Arnhem, Gelderland (NL), 6 November 2014
Most of the services and companies we know will disappear in a few years and without much notice. Our society is in transition, the exponential growth of technology and the information society mean that businesses need to adapt for their survival – and in a way, so do regional authorities. Information and communication technologies (ICTs) control the market of the XXI century economy, and impact the expectations of our citizens. Today, in the framework of the Assembly of European Regions’ (AER) autumn plenary session, our politicians and civil servants tried to figure out how regions can adjust to be more citizens-oriented and reform their own structures and policies in the information society.
A new renaissance
From smartphones to voice command apps and tablets, streaming TV, but also biomedicine, domotica or big datas: new technologies constantly alter our lifestyle in ways we could not have imagined a few years ago. Martijn Aalander, a professional “life-hacker” and people’s connector, brought us a few examples of current new devices that will continue to revolutionise our society.

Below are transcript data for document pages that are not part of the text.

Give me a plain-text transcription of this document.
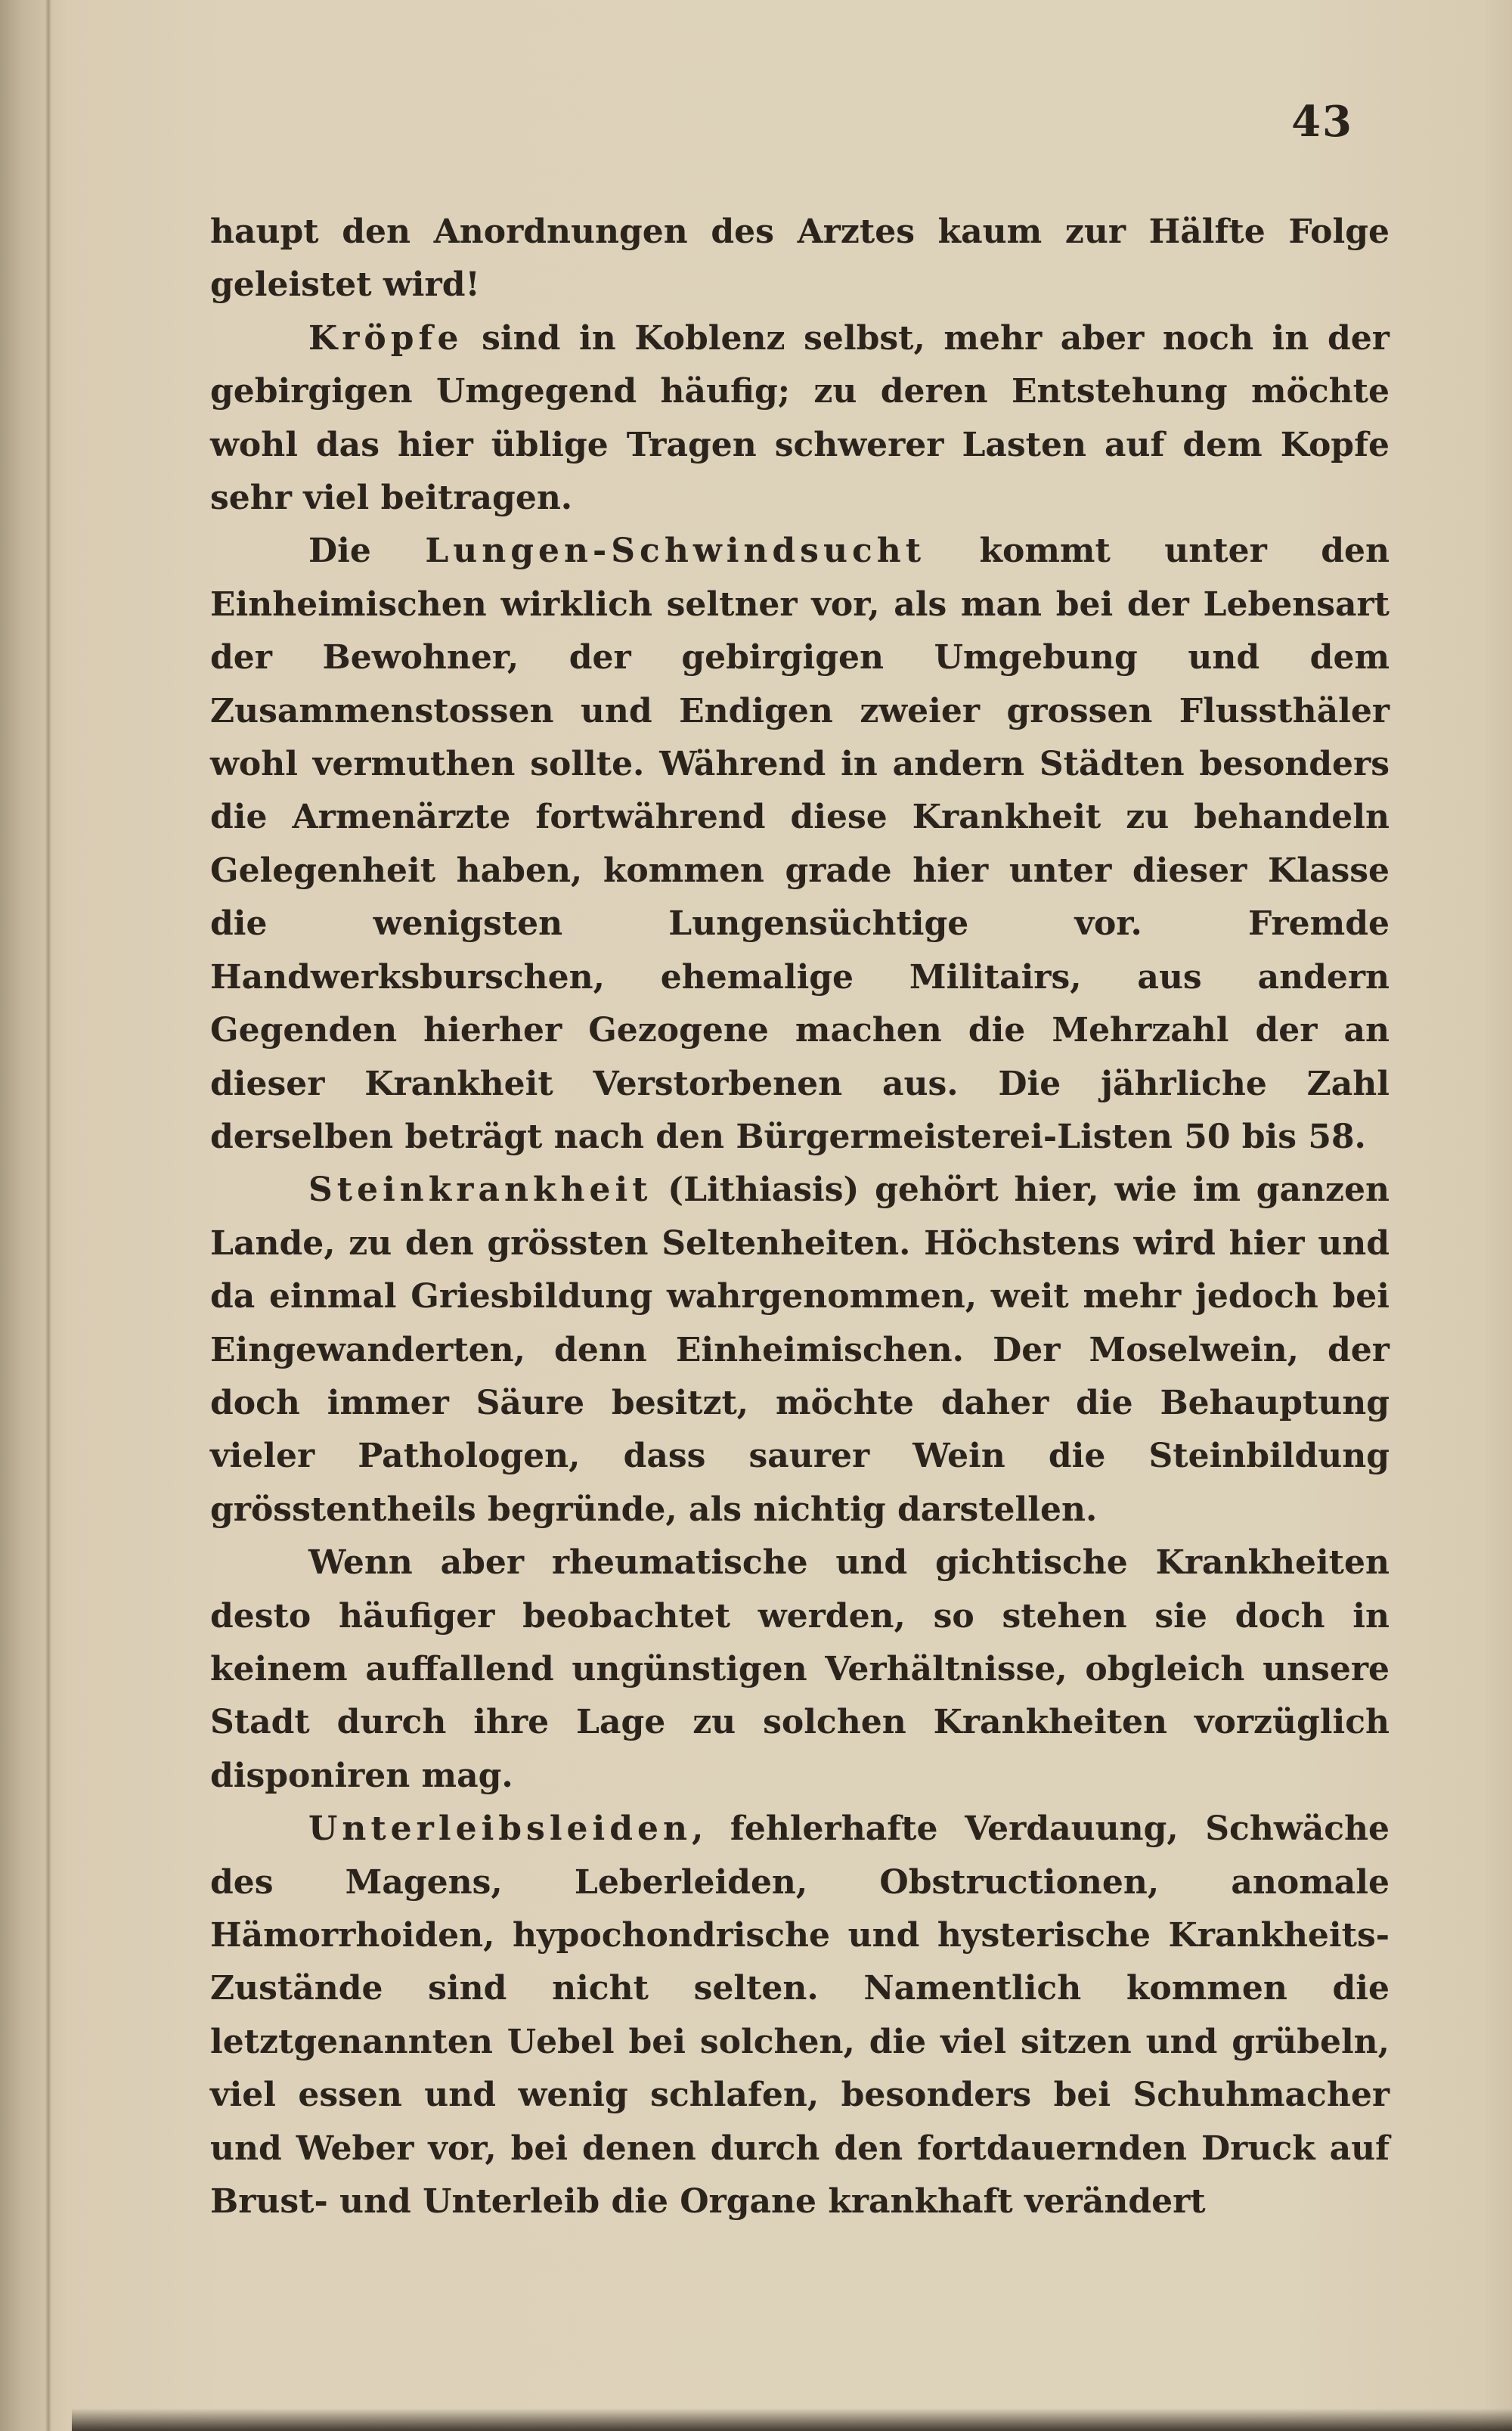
43

haupt den Anordnungen des Arztes kaum zur Hälfte Folge geleistet wird!

Kröpfe sind in Koblenz selbst, mehr aber noch in der gebirgigen Umgegend häufig; zu deren Entstehung möchte wohl das hier üblige Tragen schwerer Lasten auf dem Kopfe sehr viel beitragen.

Die Lungen-Schwindsucht kommt unter den Einheimischen wirklich seltner vor, als man bei der Lebensart der Bewohner, der gebirgigen Umgebung und dem Zusammenstossen und Endigen zweier grossen Flussthäler wohl vermuthen sollte. Während in andern Städten besonders die Armenärzte fortwährend diese Krankheit zu behandeln Gelegenheit haben, kommen grade hier unter dieser Klasse die wenigsten Lungensüchtige vor. Fremde Handwerksburschen, ehemalige Militairs, aus andern Gegenden hierher Gezogene machen die Mehrzahl der an dieser Krankheit Verstorbenen aus. Die jährliche Zahl derselben beträgt nach den Bürgermeisterei-Listen 50 bis 58.

Steinkrankheit (Lithiasis) gehört hier, wie im ganzen Lande, zu den grössten Seltenheiten. Höchstens wird hier und da einmal Griesbildung wahrgenommen, weit mehr jedoch bei Eingewanderten, denn Einheimischen. Der Moselwein, der doch immer Säure besitzt, möchte daher die Behauptung vieler Pathologen, dass saurer Wein die Steinbildung grösstentheils begründe, als nichtig darstellen.

Wenn aber rheumatische und gichtische Krankheiten desto häufiger beobachtet werden, so stehen sie doch in keinem auffallend ungünstigen Verhältnisse, obgleich unsere Stadt durch ihre Lage zu solchen Krankheiten vorzüglich disponiren mag.

Unterleibsleiden, fehlerhafte Verdauung, Schwäche des Magens, Leberleiden, Obstructionen, anomale Hämorrhoiden, hypochondrische und hysterische Krankheits-Zustände sind nicht selten. Namentlich kommen die letztgenannten Uebel bei solchen, die viel sitzen und grübeln, viel essen und wenig schlafen, besonders bei Schuhmacher und Weber vor, bei denen durch den fortdauernden Druck auf Brust- und Unterleib die Organe krankhaft verändert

Graphene is pure carbon in the form of a very thin, nearly transparent sheet, no more than one atom thick. Santhakumar Kannapan, from the Gwangju Institute of Science and Technology in Korea, discovered that we can use graphene as a supercapacitor for electric vehicles or smartphone batteries. We will be able to charge our smartphones in two seconds! And 16 seconds for an electric vehicle.
In the field of health, we have the Scanadu Scout. This device will be on the market in two years and will provide us with daily access to valuable data about our body.
But the revolution does not stop at new gadgets, much can be done by regions to tap into the potential that technology and information have to offer. To improve the lives of citizens, regions should not only focus on the technology itself but to the problems that need solutions. ICTs represent a window of opportunity to solve the biggest problem of any administration: the lack of subsidiarity. Technology should be used in a more « citizens-oriented way » underlined Hugo Verheul, expert on government and the use of information and communication technology. He gave the example of passports in the Nederlands. Today, instead of going to the city hall, you can receive your passport at home as if it were an Amazon delevery.
ICTs are fundamental for economic growth. European regions have to be up-to-date on the latest ICT developments. Their future depends on it. This is why AER strongly supports active training in our regions and pledges for a good use of European funds to that effect.
Political debate on regional public television
Linked to this morning’s debate on ICTs, AER also organised a debate on the future challenges for regional broadcasters and the implications for regional public authorities. Slavisa Grujic, Vice-President of the AP Vojvodina (SRB) and Chantal Teunissen, from Omropep, exchanged their views on this issue. In addition to facing severe cutback, regional public televisions also face new competitors offering programmes on-demand, such as Netflix.
Netflix is a paid-for, on-demand Internet streaming provider offering television shows and movies online as well as on televisions in HD format to viewers in different countries around the world. Today, they have more than 200 millions subscribers. These platforms meet the viewer demands (I.e. the TV series House of Cards). Experts expect the TV landscape to radically change in a few years as a result of these now platforms. AER is currently working on a political report on the future of public television to be released in March 2015.